Giter Club home page Giter Club logo

scactm's Introduction

Scalable inference for Correlated Topic Models (ScaCTM)

Introduction

Correlated Topic Model is a topic model for text or other discrete data that models correlation between the occurrence of different topics in a document (Figure 1).

ScaCTM is software that learn Correlated Topic Model of thousands of topics from millions of documents, with tens of machines.

Figure 1. Correlated Topic Model. (Blue monospace: output file names, Black monospace: input parameter names)

The generative model is described as follows.

Below is the speed of ScaCTM on some corpus. For more details, please refer to our paper.

corpus number of documents number of topics time
NIPS 1.2K 100 8.9 min
20NG 11K 200 9 min
NYTimes 285K 400 0.5 hrs
Wiki 6M 1000 17 hrs

Install

Assume you already have BLAS and LAPACK installed, to build ScaCTM, simply do

git clone --recursive http://github.com/cjf00000/ScaCTM.git
    cd third_party
    make                    # Install third-party dependencies, takes 6 minutes on our 12-core server
    cd ..
    cd src
    make -j                 # Build ScaCTM in parallel
    cd ..

See BLAS if you don't have BLAS and LAPACK.

Chinese users: if you have trouble installing, see this.

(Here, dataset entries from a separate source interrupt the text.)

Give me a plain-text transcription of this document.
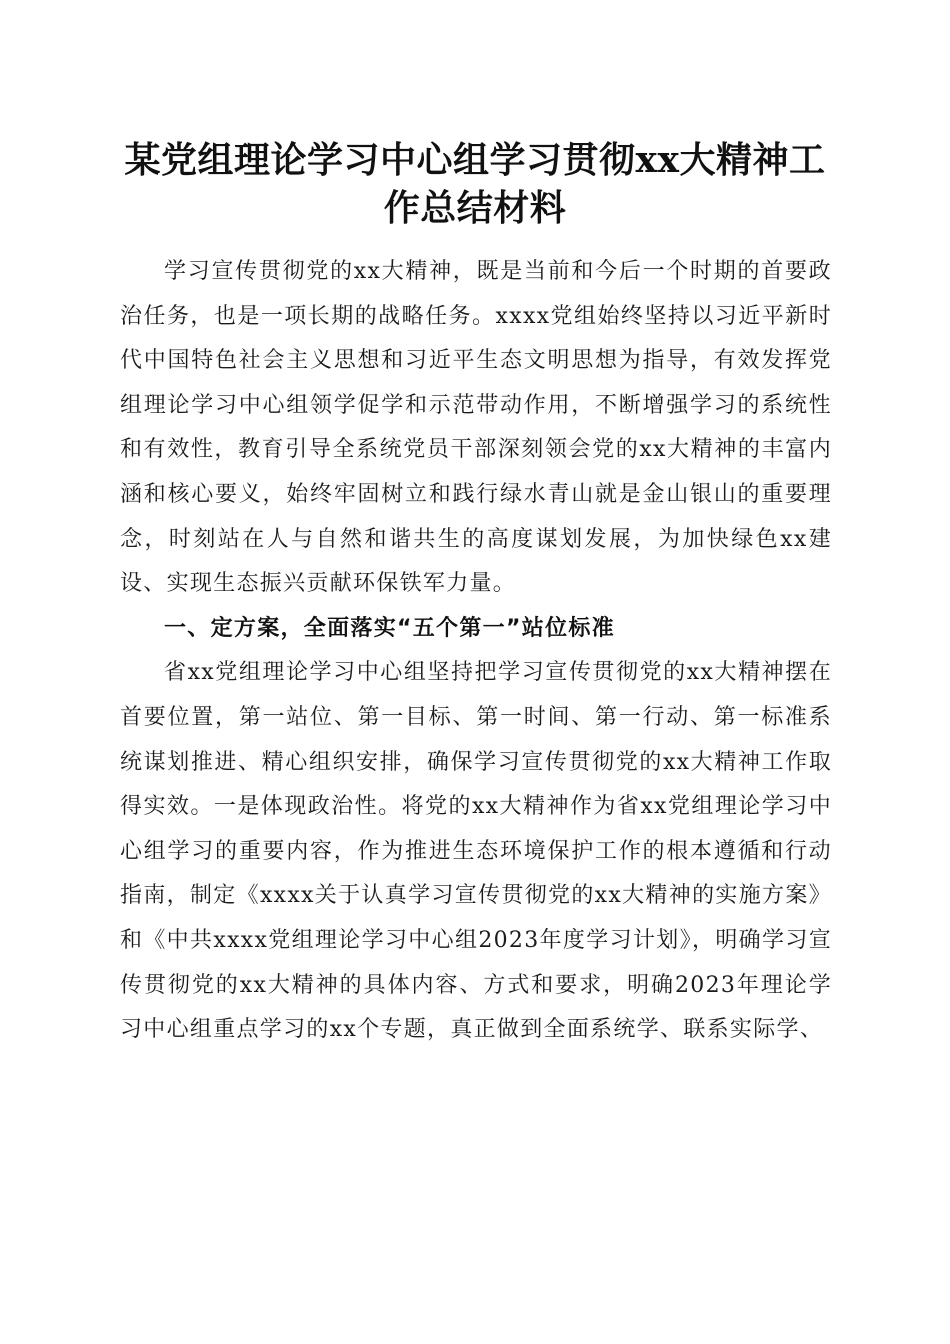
某党组理论学习中心组学习贯彻xx大精神工
作总结材料

学习宣传贯彻党的xx大精神，既是当前和今后一个时期的首要政治任务，也是一项长期的战略任务。xxxx党组始终坚持以习近平新时代中国特色社会主义思想和习近平生态文明思想为指导，有效发挥党组理论学习中心组领学促学和示范带动作用，不断增强学习的系统性和有效性，教育引导全系统党员干部深刻领会党的xx大精神的丰富内涵和核心要义，始终牢固树立和践行绿水青山就是金山银山的重要理念，时刻站在人与自然和谐共生的高度谋划发展，为加快绿色xx建设、实现生态振兴贡献环保铁军力量。

一、定方案，全面落实“五个第一”站位标准

省xx党组理论学习中心组坚持把学习宣传贯彻党的xx大精神摆在首要位置，第一站位、第一目标、第一时间、第一行动、第一标准系统谋划推进、精心组织安排，确保学习宣传贯彻党的xx大精神工作取得实效。一是体现政治性。将党的xx大精神作为省xx党组理论学习中心组学习的重要内容，作为推进生态环境保护工作的根本遵循和行动指南，制定《xxxx关于认真学习宣传贯彻党的xx大精神的实施方案》和《中共xxxx党组理论学习中心组2023年度学习计划》，明确学习宣传贯彻党的xx大精神的具体内容、方式和要求，明确2023年理论学习中心组重点学习的xx个专题，真正做到全面系统学、联系实际学、
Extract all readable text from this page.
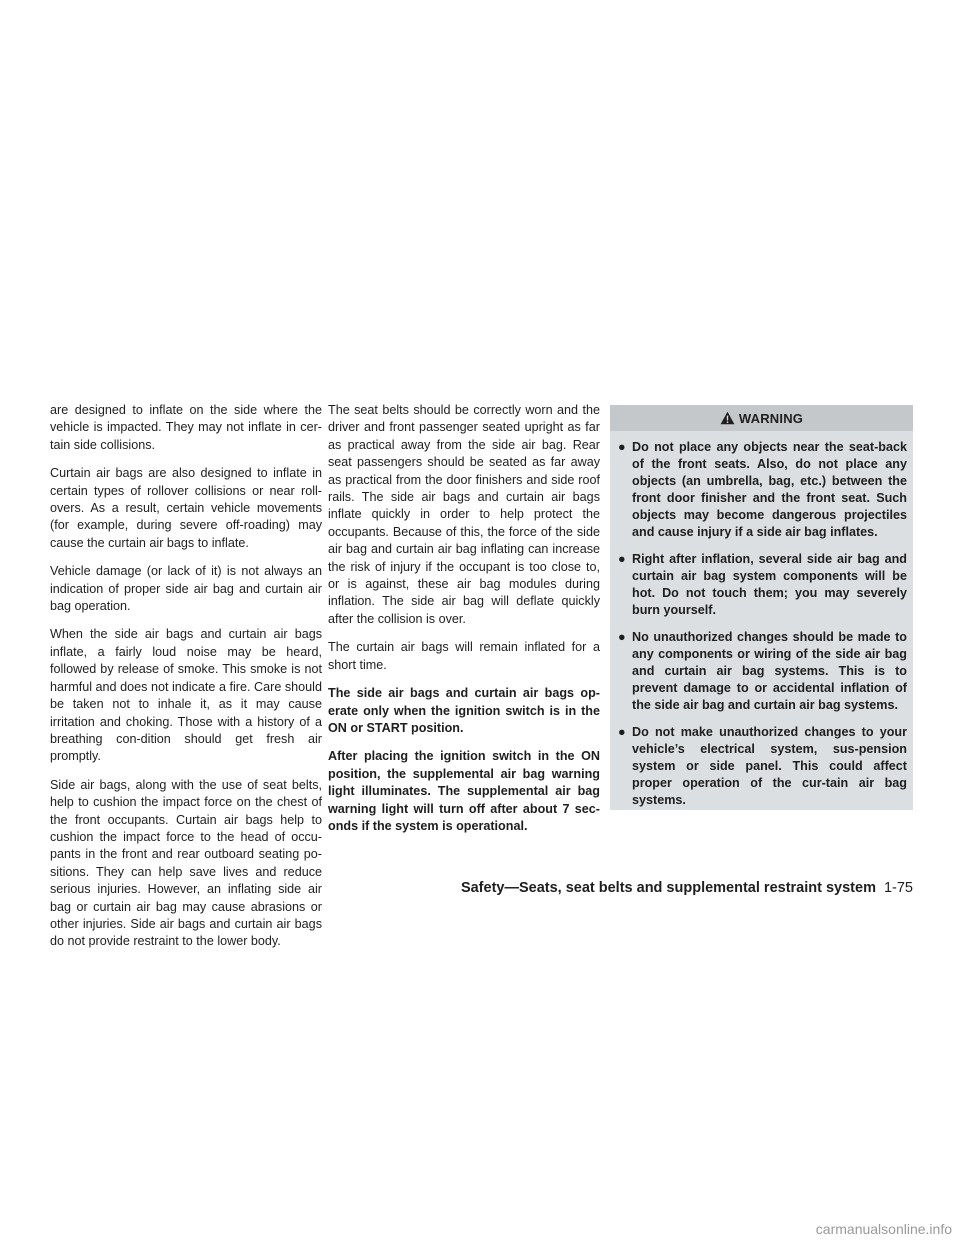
are designed to inflate on the side where the vehicle is impacted. They may not inflate in cer-tain side collisions.

Curtain air bags are also designed to inflate in certain types of rollover collisions or near roll-overs. As a result, certain vehicle movements (for example, during severe off-roading) may cause the curtain air bags to inflate.

Vehicle damage (or lack of it) is not always an indication of proper side air bag and curtain air bag operation.

When the side air bags and curtain air bags inflate, a fairly loud noise may be heard, followed by release of smoke. This smoke is not harmful and does not indicate a fire. Care should be taken not to inhale it, as it may cause irritation and choking. Those with a history of a breathing con-dition should get fresh air promptly.

Side air bags, along with the use of seat belts, help to cushion the impact force on the chest of the front occupants. Curtain air bags help to cushion the impact force to the head of occu-pants in the front and rear outboard seating po-sitions. They can help save lives and reduce serious injuries. However, an inflating side air bag or curtain air bag may cause abrasions or other injuries. Side air bags and curtain air bags do not provide restraint to the lower body.

The seat belts should be correctly worn and the driver and front passenger seated upright as far as practical away from the side air bag. Rear seat passengers should be seated as far away as practical from the door finishers and side roof rails. The side air bags and curtain air bags inflate quickly in order to help protect the occupants. Because of this, the force of the side air bag and curtain air bag inflating can increase the risk of injury if the occupant is too close to, or is against, these air bag modules during inflation. The side air bag will deflate quickly after the collision is over.

The curtain air bags will remain inflated for a short time.

The side air bags and curtain air bags op-erate only when the ignition switch is in the ON or START position.

After placing the ignition switch in the ON position, the supplemental air bag warning light illuminates. The supplemental air bag warning light will turn off after about 7 sec-onds if the system is operational.

WARNING
● Do not place any objects near the seat-back of the front seats. Also, do not place any objects (an umbrella, bag, etc.) between the front door finisher and the front seat. Such objects may become dangerous projectiles and cause injury if a side air bag inflates.
● Right after inflation, several side air bag and curtain air bag system components will be hot. Do not touch them; you may severely burn yourself.
● No unauthorized changes should be made to any components or wiring of the side air bag and curtain air bag systems. This is to prevent damage to or accidental inflation of the side air bag and curtain air bag systems.
● Do not make unauthorized changes to your vehicle’s electrical system, sus-pension system or side panel. This could affect proper operation of the cur-tain air bag systems.
Safety—Seats, seat belts and supplemental restraint system 1-75
carmanualsonline.info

For offline installation, download everything in https://github.com/cjf00000/ScaCTM/releases, put them in third_party/third_party/src, then do the normal installation sequence above.

Usage

First you need to set some environment variables

    source scripts/setenv_bash      # for bash
    source scripts/setenv_csh       # for csh

Then, copy ScaCTM to every nodes of cluster. We assume you have two nodes, juncluster1 and juncluster2, and ScaCTM is stored at juncluster1:ScaCTM

    scp -r ScaCTM juncluster2:

Note: you need to execute source scripts/setenv_<your shell> in every shell session.

Input data

Download the example data, from Yahoo-LDA

    mkdir work && cd work   # We'll do everything in work/
    wget https://raw.github.com/sudar/Yahoo_LDA/master/test/ydir_1k.txt

Now, take a look at the data. Every document is a single line in the file, every line is

    docid site word_1 word_2 ...

You need to make sure that docid is unique. site is not used by ScaCTM currently, just for compatibility with Yahoo-LDA. Followed by these two fields are all the words in the corpus. You may wish to do some pre-processing, e.g. remove stop words.

Train

First, open a file machinefile, put the following lines

    juncluster1
    juncluster2

Which are the hostnames for your cluster.

Look at help of ctm-train

    ctm-train --help

Now we want to train a model with default parameters

    ctm-train -f machinefile ydir_1k.txt

If you only have one machine, use

    ctm-train ydir_1k.txt

The training is now started, you will see its progress on your console

    Training on juncluster1, juncluster2 (2 nodes).
    Distributing executables...
    Done (7.418916 seconds).
    Starting server...
    Formatting corpus ydir_1k.txt...
    Done (1.675312 seconds).
    Training
    100.000000%
    Done (68.470395 seconds).
    Gathering results...
    Done (13.113103 seconds). Model stored in /home/jianfei/tmp/ScaCTM/work/ydir_1k.txt.model.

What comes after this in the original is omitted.